Memaparkan sejarah perkembangan pelayanan pengobatan mulai zaman purba

hingga saat ini. Dalam catatan sejarah, pelayanan kesehatan yang dilakukan Gereja ikut

mempengaruhi pelayanan pengobatan. Namun pada akhirnya pelayanan Gereja dipengaruhi

oleh faktor ekonomi, politik dan budaya yang berkembang. Faktor-faktor tersebut membuat

rumah sakit melaksanakan bisnis rumah sakit. Dalam tulisan ini penulis akan mendiskusikan

wacana yang berkembang seputar permasalahan rumah sakit dalam keterbatasan dana dan

tuntutan pelayanannya.

15
Bab III : Rumah Sakit HKBP Dalam Pergulatan

Pada bagian ini akan dipaparkan fakta empiris sistem pelayanan kesehatan RS HKBP

dan bagaimana strategi pengelolaan RS HKBP dari mulanya hingga saat ini. Sekaligus akan

dilakukan analisa teologis terhadap pelayanan RS HKBP. Pendapat para tokoh HKBP

tentang permasalahan RS HKBP juga akan dipaparkan pada bagian ini.

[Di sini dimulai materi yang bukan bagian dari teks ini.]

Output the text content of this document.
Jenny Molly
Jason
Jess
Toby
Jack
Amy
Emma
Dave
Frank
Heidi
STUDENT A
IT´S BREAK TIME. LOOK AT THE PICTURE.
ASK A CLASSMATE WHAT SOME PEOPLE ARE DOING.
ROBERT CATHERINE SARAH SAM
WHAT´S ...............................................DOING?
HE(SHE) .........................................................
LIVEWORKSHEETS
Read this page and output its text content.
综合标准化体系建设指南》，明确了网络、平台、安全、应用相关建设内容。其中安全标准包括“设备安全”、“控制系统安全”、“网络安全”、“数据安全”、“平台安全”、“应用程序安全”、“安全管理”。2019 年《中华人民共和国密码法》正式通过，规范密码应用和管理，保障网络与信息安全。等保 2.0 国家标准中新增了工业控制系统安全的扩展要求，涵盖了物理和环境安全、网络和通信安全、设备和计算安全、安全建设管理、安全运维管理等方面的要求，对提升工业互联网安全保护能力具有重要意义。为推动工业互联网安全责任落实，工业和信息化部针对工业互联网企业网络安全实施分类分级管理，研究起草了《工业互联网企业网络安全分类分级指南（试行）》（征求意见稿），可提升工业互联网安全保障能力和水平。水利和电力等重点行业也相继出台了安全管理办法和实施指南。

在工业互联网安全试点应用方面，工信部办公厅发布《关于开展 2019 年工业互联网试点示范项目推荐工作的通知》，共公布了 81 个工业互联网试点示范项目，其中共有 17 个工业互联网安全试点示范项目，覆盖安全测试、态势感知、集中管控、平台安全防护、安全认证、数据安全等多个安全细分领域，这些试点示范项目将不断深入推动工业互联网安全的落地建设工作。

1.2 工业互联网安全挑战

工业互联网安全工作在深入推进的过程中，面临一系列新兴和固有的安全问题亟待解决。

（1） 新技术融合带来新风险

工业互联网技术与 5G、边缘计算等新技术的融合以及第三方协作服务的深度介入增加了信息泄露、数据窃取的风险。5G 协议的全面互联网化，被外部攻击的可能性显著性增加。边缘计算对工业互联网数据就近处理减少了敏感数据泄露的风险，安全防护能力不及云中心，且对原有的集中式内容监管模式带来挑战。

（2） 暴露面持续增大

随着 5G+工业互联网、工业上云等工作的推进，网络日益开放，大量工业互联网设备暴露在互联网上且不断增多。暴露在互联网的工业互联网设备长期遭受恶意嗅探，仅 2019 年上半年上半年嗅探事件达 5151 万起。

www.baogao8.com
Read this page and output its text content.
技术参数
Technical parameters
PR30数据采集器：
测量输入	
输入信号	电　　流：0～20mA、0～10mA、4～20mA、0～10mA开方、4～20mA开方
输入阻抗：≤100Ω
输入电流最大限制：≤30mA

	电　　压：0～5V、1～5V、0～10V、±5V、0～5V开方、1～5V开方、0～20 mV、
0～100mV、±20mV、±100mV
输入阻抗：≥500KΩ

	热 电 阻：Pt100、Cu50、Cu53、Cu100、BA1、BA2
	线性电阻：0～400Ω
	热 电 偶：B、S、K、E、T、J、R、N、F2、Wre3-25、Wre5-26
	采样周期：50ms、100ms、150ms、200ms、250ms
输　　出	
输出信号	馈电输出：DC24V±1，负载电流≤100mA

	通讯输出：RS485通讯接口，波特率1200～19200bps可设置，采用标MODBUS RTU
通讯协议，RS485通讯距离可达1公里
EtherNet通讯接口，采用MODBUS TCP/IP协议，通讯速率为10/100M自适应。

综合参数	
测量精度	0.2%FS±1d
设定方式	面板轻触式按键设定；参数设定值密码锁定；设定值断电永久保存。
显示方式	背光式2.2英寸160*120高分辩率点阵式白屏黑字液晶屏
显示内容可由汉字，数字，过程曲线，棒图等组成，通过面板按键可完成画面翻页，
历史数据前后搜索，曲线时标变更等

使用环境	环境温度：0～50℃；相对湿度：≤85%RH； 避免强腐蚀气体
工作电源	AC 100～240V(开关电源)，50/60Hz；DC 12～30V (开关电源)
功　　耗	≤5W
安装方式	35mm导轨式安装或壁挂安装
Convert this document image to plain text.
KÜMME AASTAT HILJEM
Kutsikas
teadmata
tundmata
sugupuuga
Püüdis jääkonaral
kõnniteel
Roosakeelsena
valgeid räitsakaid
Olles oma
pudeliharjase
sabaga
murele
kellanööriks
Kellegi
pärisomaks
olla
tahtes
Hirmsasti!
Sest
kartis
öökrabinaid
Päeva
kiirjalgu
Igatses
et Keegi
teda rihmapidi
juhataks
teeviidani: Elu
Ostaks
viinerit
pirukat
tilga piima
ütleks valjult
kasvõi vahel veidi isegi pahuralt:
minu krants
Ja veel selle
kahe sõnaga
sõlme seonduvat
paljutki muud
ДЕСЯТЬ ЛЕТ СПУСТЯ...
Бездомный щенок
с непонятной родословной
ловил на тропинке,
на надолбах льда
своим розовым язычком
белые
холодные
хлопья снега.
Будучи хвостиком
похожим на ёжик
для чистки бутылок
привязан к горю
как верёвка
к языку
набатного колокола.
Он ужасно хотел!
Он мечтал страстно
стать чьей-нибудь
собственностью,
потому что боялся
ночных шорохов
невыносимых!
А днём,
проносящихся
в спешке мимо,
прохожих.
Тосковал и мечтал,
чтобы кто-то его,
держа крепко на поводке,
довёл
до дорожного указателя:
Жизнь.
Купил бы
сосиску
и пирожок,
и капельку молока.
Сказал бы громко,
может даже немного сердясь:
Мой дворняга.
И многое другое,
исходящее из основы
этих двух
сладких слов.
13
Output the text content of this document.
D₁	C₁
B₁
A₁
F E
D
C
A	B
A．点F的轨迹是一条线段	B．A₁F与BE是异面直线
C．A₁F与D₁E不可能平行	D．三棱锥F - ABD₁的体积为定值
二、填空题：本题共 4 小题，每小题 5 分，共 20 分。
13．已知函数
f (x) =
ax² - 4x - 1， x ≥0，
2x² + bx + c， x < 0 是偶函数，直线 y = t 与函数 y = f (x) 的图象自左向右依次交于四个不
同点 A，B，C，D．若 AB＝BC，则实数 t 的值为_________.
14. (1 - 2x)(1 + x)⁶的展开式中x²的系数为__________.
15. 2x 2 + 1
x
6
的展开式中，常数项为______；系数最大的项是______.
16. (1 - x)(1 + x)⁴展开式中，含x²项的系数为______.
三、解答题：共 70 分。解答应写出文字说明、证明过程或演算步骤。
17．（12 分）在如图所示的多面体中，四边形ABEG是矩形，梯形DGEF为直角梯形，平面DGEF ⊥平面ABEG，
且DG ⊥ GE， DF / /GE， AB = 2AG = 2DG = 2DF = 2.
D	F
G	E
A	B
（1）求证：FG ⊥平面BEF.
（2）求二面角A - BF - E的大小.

Bab IV : Etika Perjanjian Dalam Pelayanan Rumah Sakit

Secara thematis, penulis akan mengulas teologi perjanjian untuk menyorot

pengelolaan pelayanan kesehatan. Teologi perjanjian dapat dijadikan landasan etis dalam

penerapan bisnis rumah sakit. Dalam etika perjanjian, semua pihak diajak untuk

mengutamakan kepentingan orang lain. Etika perjanjian diharapkan dapat mengatasi

keterbatasan dana dan terjadinya pelayanan berkelanjutan

Bab V : Kesimpulan

Kesimpulan akhir dari penulisan tesis.